Jimmy McIntosh

Personal information
- Full name: James Douglas McIntosh
- Date of birth: 3 August 1936
- Place of birth: Forres, Scotland
- Date of death: 2 October 2016 (aged 80)
- Place of death: Falkirk, Scotland
- Positions: Left half; left back;

Senior career*
- Years: Team / Apps / (Gls)
- –: Forres Mechanics
- 1955–1963: Falkirk / 157 / (2)
- –: Forres Mechanics

International career
- 1956–1958: Scotland U23 / 3 / (0)
- 1958: SFL trial v SFA / 1 / (0)

Managerial career
- Forres Mechanics

= Jimmy McIntosh (footballer, born 1936) =

Scottish footballer

James Douglas McIntosh (3 August 1936 – 2 October 2016) was a Scottish footballer who played for Falkirk, primarily as a left half, although he was a versatile player and also featured as a left back.
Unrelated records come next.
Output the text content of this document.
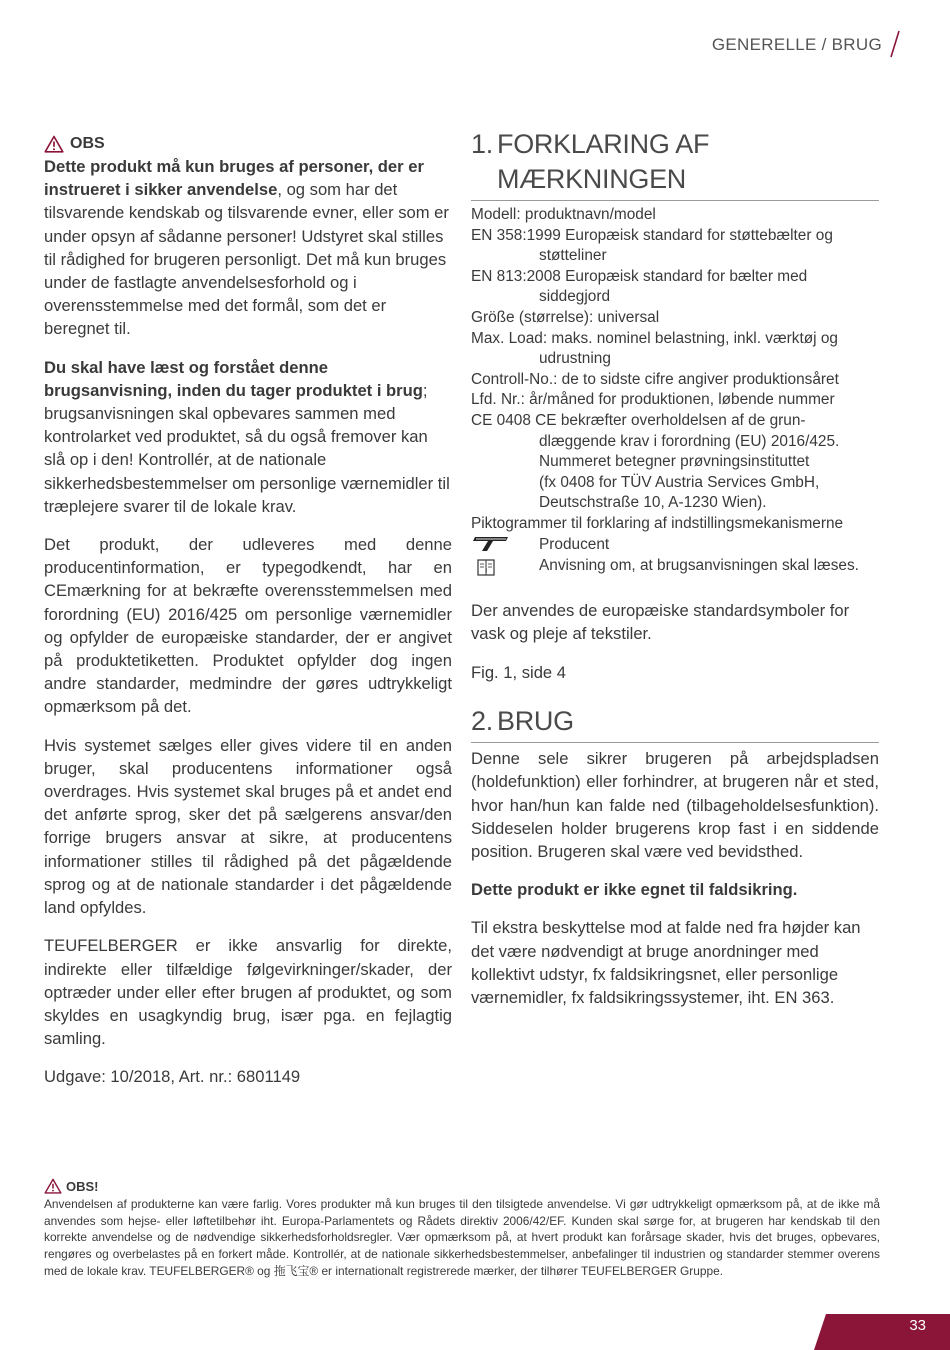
GENERELLE / BRUG
OBS

Dette produkt må kun bruges af personer, der er instrueret i sikker anvendelse, og som har det tilsvarende kendskab og tilsvarende evner, eller som er under opsyn af sådanne personer! Udstyret skal stilles til rådighed for brugeren personligt. Det må kun bruges under de fastlagte anvendelsesforhold og i overensstemmelse med det formål, som det er beregnet til.

Du skal have læst og forstået denne brugsanvisning, inden du tager produktet i brug; brugsanvisningen skal opbevares sammen med kontrolarket ved produktet, så du også fremover kan slå op i den! Kontrollér, at de nationale sikkerhedsbestemmelser om personlige værnemidler til træplejere svarer til de lokale krav.

Det produkt, der udleveres med denne producentinformation, er typegodkendt, har en CEmærkning for at bekræfte overensstemmelsen med forordning (EU) 2016/425 om personlige værnemidler og opfylder de europæiske standarder, der er angivet på produktetiketten. Produktet opfylder dog ingen andre standarder, medmindre der gøres udtrykkeligt opmærksom på det.

Hvis systemet sælges eller gives videre til en anden bruger, skal producentens informationer også overdrages. Hvis systemet skal bruges på et andet end det anførte sprog, sker det på sælgerens ansvar/den forrige brugers ansvar at sikre, at producentens informationer stilles til rådighed på det pågældende sprog og at de nationale standarder i det pågældende land opfyldes.

TEUFELBERGER er ikke ansvarlig for direkte, indirekte eller tilfældige følgevirkninger/skader, der optræder under eller efter brugen af produktet, og som skyldes en usagkyndig brug, især pga. en fejlagtig samling.

Udgave: 10/2018, Art. nr.: 6801149

1. FORKLARING AF
MÆRKNINGEN
Modell: produktnavn/model
EN 358:1999 Europæisk standard for støttebælter og
støtteliner
EN 813:2008 Europæisk standard for bælter med
siddegjord
Größe (størrelse): universal
Max. Load: maks. nominel belastning, inkl. værktøj og
udrustning
Controll-No.: de to sidste cifre angiver produktionsåret
Lfd. Nr.: år/måned for produktionen, løbende nummer
CE 0408 CE bekræfter overholdelsen af de grun-
dlæggende krav i forordning (EU) 2016/425.
Nummeret betegner prøvningsinstituttet
(fx 0408 for TÜV Austria Services GmbH,
Deutschstraße 10, A-1230 Wien).
Piktogrammer til forklaring af indstillingsmekanismerne
Producent
i	Anvisning om, at brugsanvisningen skal læses.

Der anvendes de europæiske standardsymboler for vask og pleje af tekstiler.

Fig. 1, side 4

2. BRUG

Denne sele sikrer brugeren på arbejdspladsen (holdefunktion) eller forhindrer, at brugeren når et sted, hvor han/hun kan falde ned (tilbageholdelsesfunktion). Siddeselen holder brugerens krop fast i en siddende position. Brugeren skal være ved bevidsthed.

Dette produkt er ikke egnet til faldsikring.

Til ekstra beskyttelse mod at falde ned fra højder kan det være nødvendigt at bruge anordninger med kollektivt udstyr, fx faldsikringsnet, eller personlige værnemidler, fx faldsikringssystemer, iht. EN 363.

OBS!

Anvendelsen af produkterne kan være farlig. Vores produkter må kun bruges til den tilsigtede anvendelse. Vi gør udtrykkeligt opmærksom på, at de ikke må anvendes som hejse- eller løftetilbehør iht. Europa-Parlamentets og Rådets direktiv 2006/42/EF. Kunden skal sørge for, at brugeren har kendskab til den korrekte anvendelse og de nødvendige sikkerhedsforholdsregler. Vær opmærksom på, at hvert produkt kan forårsage skader, hvis det bruges, opbevares, rengøres og overbelastes på en forkert måde. Kontrollér, at de nationale sikkerhedsbestemmelser, anbefalinger til industrien og standarder stemmer overens med de lokale krav. TEUFELBERGER® og 拖飞宝® er internationalt registrerede mærker, der tilhører TEUFELBERGER Gruppe.

33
He was part of the Bairns squad which won the Scottish Cup in 1957, although he did not take part in the match itself, and played in three Scottish Football League fixtures over four days after the cup final to avoid relegation that season.

He played three times for Scotland under-23s and was in consideration for the full squad prior to the 1958 FIFA World Cup, playing in a trial match between a Scottish Football League XI team and a Scottish Football Association team; however shortly afterwards he suffered a knee injury which ruled him out at a crucial time.

Either side of his eight-year senior spell at Falkirk, he played for hometown team Forres Mechanics in the Highland League and also managed the club, leading them to a Scottish Qualifying Cup win soon after his arrival (the only time they claimed the trophy). In later life he alternated between the towns in various business ventures, particularly the development of public houses.